Document Type

Dissertation

Degree

Doctor of Nursing Practice

Major

Nursing

Date of Defense

7-12-2018

Graduate Advisor

Laura Kuensting

Co-Advisor

Roberta Lavin

Committee

Amy Alter

Abstract

Problem: Traumatic Brain Injuries (TBI) are known as the signature wound of veterans serving in Operation Enduring Freedom (OEF) and the Operation Iraqi Freedom (OIF). After the initial TBI diagnosis, outpatient TBI follow-up rates are reported to be approximately 9% less in the Veteran Healthcare Administration (VA) system when compared to the private sector. The purpose of this quality initiative was to decrease the rate of missed appointments among OEF/OIF veterans using a telehealth alternative.

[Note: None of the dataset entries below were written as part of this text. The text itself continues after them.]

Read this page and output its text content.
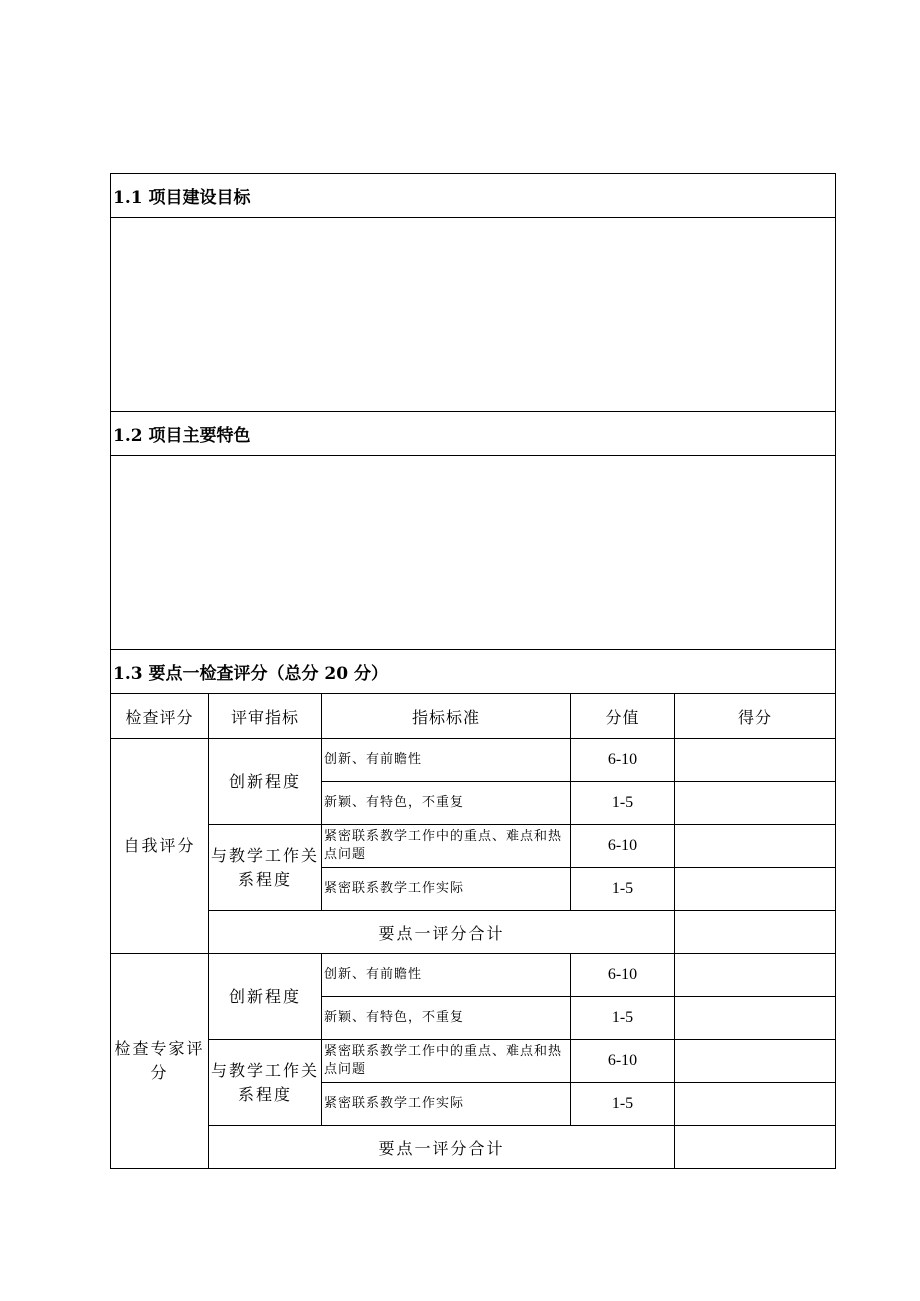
1.1 项目建设目标				

1.2 项目主要特色				

1.3 要点一检查评分（总分 20 分）				
检查评分	评审指标	指标标准	分值	得分
自我评分	创新程度	创新、有前瞻性	6-10	
		新颖、有特色，不重复	1-5	
	与教学工作关系程度	紧密联系教学工作中的重点、难点和热点问题	6-10	
		紧密联系教学工作实际	1-5	
	要点一评分合计			
检查专家评分	创新程度	创新、有前瞻性	6-10	
		新颖、有特色，不重复	1-5	
	与教学工作关系程度	紧密联系教学工作中的重点、难点和热点问题	6-10	
		紧密联系教学工作实际	1-5	
	要点一评分合计			
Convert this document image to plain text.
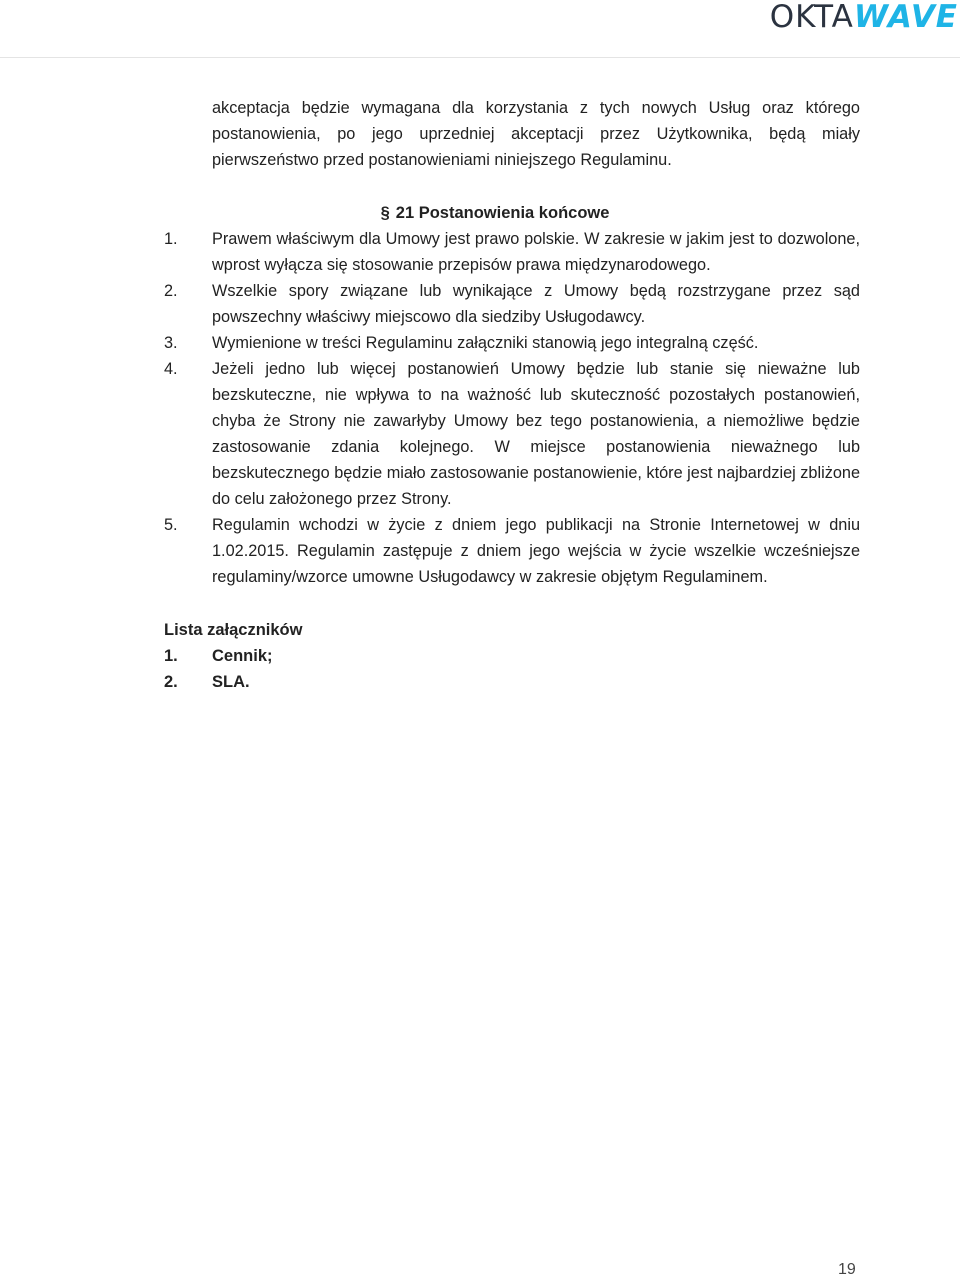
OKTAWAVE
akceptacja będzie wymagana dla korzystania z tych nowych Usług oraz którego postanowienia, po jego uprzedniej akceptacji przez Użytkownika, będą miały pierwszeństwo przed postanowieniami niniejszego Regulaminu.
§ 21 Postanowienia końcowe
1. Prawem właściwym dla Umowy jest prawo polskie. W zakresie w jakim jest to dozwolone, wprost wyłącza się stosowanie przepisów prawa międzynarodowego.
2. Wszelkie spory związane lub wynikające z Umowy będą rozstrzygane przez sąd powszechny właściwy miejscowo dla siedziby Usługodawcy.
3. Wymienione w treści Regulaminu załączniki stanowią jego integralną część.
4. Jeżeli jedno lub więcej postanowień Umowy będzie lub stanie się nieważne lub bezskuteczne, nie wpływa to na ważność lub skuteczność pozostałych postanowień, chyba że Strony nie zawarłyby Umowy bez tego postanowienia, a niemożliwe będzie zastosowanie zdania kolejnego. W miejsce postanowienia nieważnego lub bezskutecznego będzie miało zastosowanie postanowienie, które jest najbardziej zbliżone do celu założonego przez Strony.
5. Regulamin wchodzi w życie z dniem jego publikacji na Stronie Internetowej w dniu 1.02.2015. Regulamin zastępuje z dniem jego wejścia w życie wszelkie wcześniejsze regulaminy/wzorce umowne Usługodawcy w zakresie objętym Regulaminem.
Lista załączników
1. Cennik;
2. SLA.
19
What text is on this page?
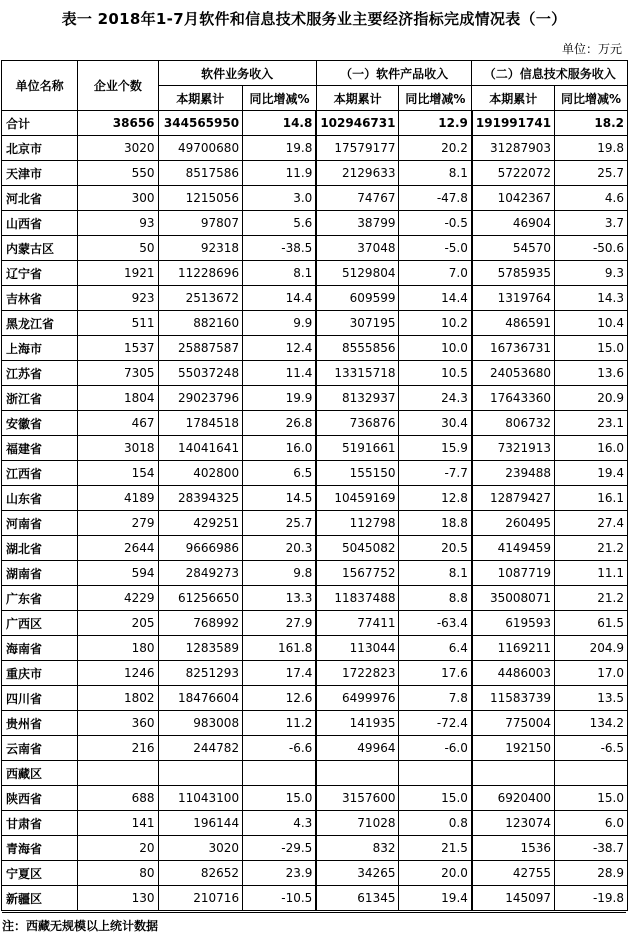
表一 2018年1-7月软件和信息技术服务业主要经济指标完成情况表（一）
单位：万元
单位名称	企业个数	软件业务收入		（一）软件产品收入		（二）信息技术服务收入	
		本期累计	同比增减%	本期累计	同比增减%	本期累计	同比增减%
合计	38656	344565950	14.8	102946731	12.9	191991741	18.2
北京市	3020	49700680	19.8	17579177	20.2	31287903	19.8
天津市	550	8517586	11.9	2129633	8.1	5722072	25.7
河北省	300	1215056	3.0	74767	-47.8	1042367	4.6
山西省	93	97807	5.6	38799	-0.5	46904	3.7
内蒙古区	50	92318	-38.5	37048	-5.0	54570	-50.6
辽宁省	1921	11228696	8.1	5129804	7.0	5785935	9.3
吉林省	923	2513672	14.4	609599	14.4	1319764	14.3
黑龙江省	511	882160	9.9	307195	10.2	486591	10.4
上海市	1537	25887587	12.4	8555856	10.0	16736731	15.0
江苏省	7305	55037248	11.4	13315718	10.5	24053680	13.6
浙江省	1804	29023796	19.9	8132937	24.3	17643360	20.9
安徽省	467	1784518	26.8	736876	30.4	806732	23.1
福建省	3018	14041641	16.0	5191661	15.9	7321913	16.0
江西省	154	402800	6.5	155150	-7.7	239488	19.4
山东省	4189	28394325	14.5	10459169	12.8	12879427	16.1
河南省	279	429251	25.7	112798	18.8	260495	27.4
湖北省	2644	9666986	20.3	5045082	20.5	4149459	21.2
湖南省	594	2849273	9.8	1567752	8.1	1087719	11.1
广东省	4229	61256650	13.3	11837488	8.8	35008071	21.2
广西区	205	768992	27.9	77411	-63.4	619593	61.5
海南省	180	1283589	161.8	113044	6.4	1169211	204.9
重庆市	1246	8251293	17.4	1722823	17.6	4486003	17.0
四川省	1802	18476604	12.6	6499976	7.8	11583739	13.5
贵州省	360	983008	11.2	141935	-72.4	775004	134.2
云南省	216	244782	-6.6	49964	-6.0	192150	-6.5
西藏区							
陕西省	688	11043100	15.0	3157600	15.0	6920400	15.0
甘肃省	141	196144	4.3	71028	0.8	123074	6.0
青海省	20	3020	-29.5	832	21.5	1536	-38.7
宁夏区	80	82652	23.9	34265	20.0	42755	28.9
新疆区	130	210716	-10.5	61345	19.4	145097	-19.8
注：西藏无规模以上统计数据
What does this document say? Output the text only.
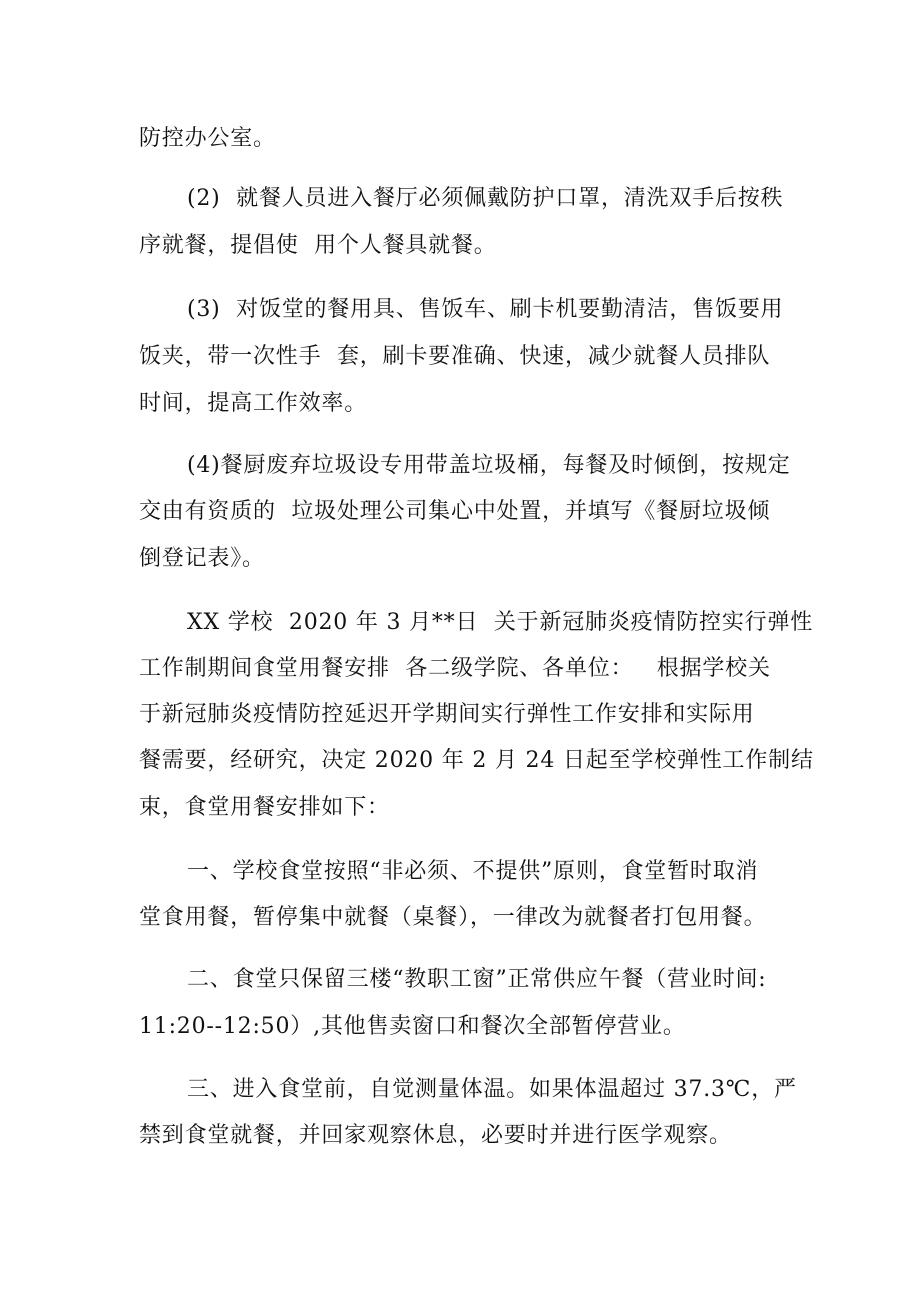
防控办公室。
(2)  就餐人员进入餐厅必须佩戴防护口罩，清洗双手后按秩
序就餐，提倡使  用个人餐具就餐。
(3)  对饭堂的餐用具、售饭车、刷卡机要勤清洁，售饭要用
饭夹，带一次性手  套，刷卡要准确、快速，减少就餐人员排队
时间，提高工作效率。
(4)餐厨废弃垃圾设专用带盖垃圾桶，每餐及时倾倒，按规定
交由有资质的  垃圾处理公司集心中处置，并填写《餐厨垃圾倾
倒登记表》。
XX 学校  2020 年 3 月**日  关于新冠肺炎疫情防控实行弹性
工作制期间食堂用餐安排  各二级学院、各单位：   根据学校关
于新冠肺炎疫情防控延迟开学期间实行弹性工作安排和实际用
餐需要，经研究，决定 2020 年 2 月 24 日起至学校弹性工作制结
束，食堂用餐安排如下：
一、学校食堂按照“非必须、不提供”原则，食堂暂时取消
堂食用餐，暂停集中就餐（桌餐），一律改为就餐者打包用餐。
二、食堂只保留三楼“教职工窗”正常供应午餐（营业时间:
11:20--12:50）,其他售卖窗口和餐次全部暂停营业。
三、进入食堂前，自觉测量体温。如果体温超过 37.3℃，严
禁到食堂就餐，并回家观察休息，必要时并进行医学观察。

Methods: The Plan-Do-Study-Act (PDSA) method was used to implement a consistent process for the telehealth visit option. A retrospective medical record review over the same 60-day period in 2017 and 2018 compared rates of in-person with telehealth visits.

Results: A total of 397 visits (N=397) in 2018 occurred. Most were in-person visits (n=382) with few telehealth visits (n=15); however, 73% of telehealth users had a history of missed appointments. The total rate of missed appointments declined from 30.5% in 2017 to 24.5% in 2018. The mean of 2017 missed appointments (M = 31.25, SD=1.08) was higher than the mean of 2018 missed appointments (M = 24.83, SD 4.26). The difference between the two means is statistically significant at the .05 level (t = 3.68, df=7, p = .014).

Implications for Practice: Physical travel to appointments impacted patients who had a history of difficulty accessing TBI care. The TBI outpatient population could attend an appointment using a telehealth alternative for clinic visits. The VA Connect Application provided a feasible alternative to a traditional in-person visit. Increasing access to TBI care may enhance recovery and quality of life for veterans.